Entrelacé las manos nerviosamente.
—Y si te encontraran ¿no sería igual? Habrá un «yo» muerto y un «yo» vivo…
En realidad, intentaba consolarme a mí misma, prepararme para la inevitable desilusión.
—¡No! ¡No sería igual! ¡Todo se convertiría en un engaño que había fracasado! ¡Me haría famoso, pero sólo como un tonto!
—Pero, Lancelot —dije cautamente—, siempre algo sale mal.
—No esta vez.
—Pero siempre dices «no esta vez» y, sin embargo, siempre…
Pálido por la rabia y con los ojos en blanco, me agarró del codo y me zarandeó, pero no me atreví a gritar.
—Sólo algo puede ir mal y eres tú.
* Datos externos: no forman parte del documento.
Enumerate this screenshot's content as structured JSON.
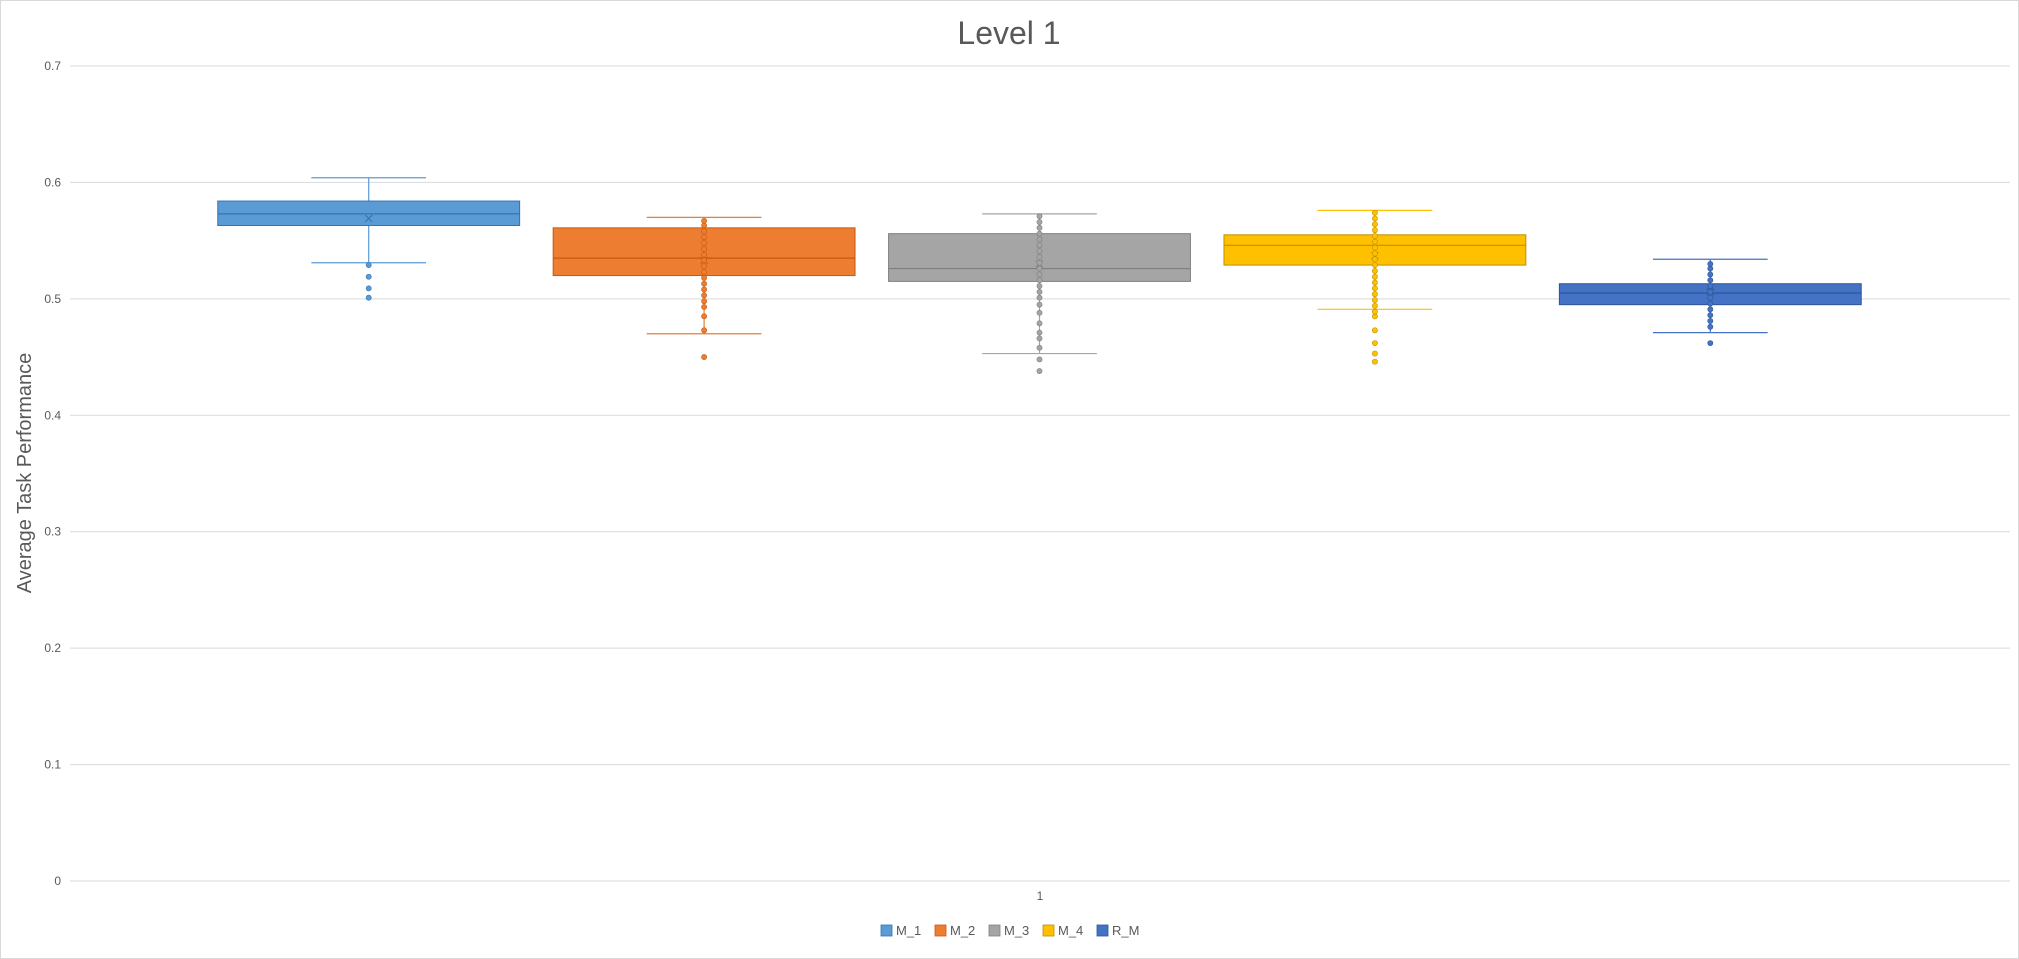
{
  "chart_data": {
    "type": "box",
    "title": "Level 1",
    "xlabel": "",
    "ylabel": "Average Task Performance",
    "categories": [
      "1"
    ],
    "ylim": [
      0,
      0.7
    ],
    "yticks": [
      "0",
      "0.1",
      "0.2",
      "0.3",
      "0.4",
      "0.5",
      "0.6",
      "0.7"
    ],
    "grid": true,
    "legend_position": "bottom",
    "series": [
      {
        "name": "M_1",
        "color": "#5B9BD5",
        "stroke": "#2E75B6",
        "whisker_low": 0.531,
        "q1": 0.563,
        "median": 0.573,
        "q3": 0.584,
        "whisker_high": 0.604,
        "mean": 0.569,
        "outliers": [
          0.501,
          0.509,
          0.519,
          0.529
        ]
      },
      {
        "name": "M_2",
        "color": "#ED7D31",
        "stroke": "#C55A11",
        "whisker_low": 0.47,
        "q1": 0.52,
        "median": 0.535,
        "q3": 0.561,
        "whisker_high": 0.57,
        "mean": 0.533,
        "outliers": [
          0.45,
          0.473,
          0.485,
          0.493,
          0.498,
          0.503,
          0.508,
          0.513,
          0.518,
          0.523,
          0.528,
          0.533,
          0.538,
          0.543,
          0.548,
          0.553,
          0.558,
          0.563,
          0.567
        ]
      },
      {
        "name": "M_3",
        "color": "#A5A5A5",
        "stroke": "#7F7F7F",
        "whisker_low": 0.453,
        "q1": 0.515,
        "median": 0.526,
        "q3": 0.556,
        "whisker_high": 0.573,
        "mean": 0.53,
        "outliers": [
          0.438,
          0.448,
          0.458,
          0.466,
          0.471,
          0.479,
          0.488,
          0.495,
          0.501,
          0.506,
          0.511,
          0.516,
          0.521,
          0.526,
          0.531,
          0.536,
          0.541,
          0.546,
          0.551,
          0.556,
          0.561,
          0.566,
          0.571
        ]
      },
      {
        "name": "M_4",
        "color": "#FFC000",
        "stroke": "#BF9000",
        "whisker_low": 0.491,
        "q1": 0.529,
        "median": 0.546,
        "q3": 0.555,
        "whisker_high": 0.576,
        "mean": 0.537,
        "outliers": [
          0.446,
          0.453,
          0.462,
          0.473,
          0.485,
          0.489,
          0.494,
          0.499,
          0.504,
          0.509,
          0.514,
          0.519,
          0.524,
          0.529,
          0.534,
          0.539,
          0.544,
          0.549,
          0.554,
          0.559,
          0.564,
          0.569,
          0.574
        ]
      },
      {
        "name": "R_M",
        "color": "#4472C4",
        "stroke": "#2F5597",
        "whisker_low": 0.471,
        "q1": 0.495,
        "median": 0.505,
        "q3": 0.513,
        "whisker_high": 0.534,
        "mean": 0.506,
        "outliers": [
          0.462,
          0.476,
          0.481,
          0.486,
          0.491,
          0.496,
          0.501,
          0.506,
          0.511,
          0.516,
          0.521,
          0.526,
          0.53
        ]
      }
    ]
  }
}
Si me delatas, si no desempeñas perfectamente tu papel, si no sigues las instrucciones al pie de la letra, yo…, yo… —Pareció buscar el castigo apropiado y dijo—: Te mataré.
Volví la cabeza aterrorizada y traté de zafarme, pero él me retuvo con fuerza. Su fuerza era notable cuando lo poseía la ira.
—¡Escúchame! Me has causado bastante daño con tu forma de ser, pero me he culpado a mí mismo primero por casarme contigo y luego por no haber encontrado tiempo para divorciarme. Pero ahora, a pesar de ti, tengo la oportunidad de transformar mi vida en un gran éxito. Si estropeas esta oportunidad, te mataré. Lo digo en serio.
No me cabía duda.
—Haré todo lo que digas —susurré, y me soltó.
Se pasó un día entero trabajando con sus máquinas.
—Nunca he transportado más de cien gramos —dijo reflexivamente.
Pensé: No funcionará, no puede funcionar.
Al día siguiente, reguló el aparato de tal modo que yo sólo debía apagar un interruptor. Durante un buen rato me hizo practicar con ese interruptor en un circuito desconectado.
—¿Lo entiendes ahora? ¿Ves cómo se hace?
—Sí.
—Pues hazlo cuando se encienda esta luz, ni un segundo antes.
No funcionará, pensé.
—Sí —dije.
Ocupó su puesto y guardó un hosco silencio. Llevaba puesto un delantal de caucho sobre una chaqueta de laboratorio.
La luz destelló y la práctica rindió sus frutos, pues conecté el interruptor automáticamente antes de que ningún pensamiento pudiera detenerme o hacerme vacilar.
Por un instante vi a dos Lancelots, uno al lado del otro; el nuevo, vestido como el viejo, pero más desaliñado. Luego, el nuevo se desplomó y se quedó inerte.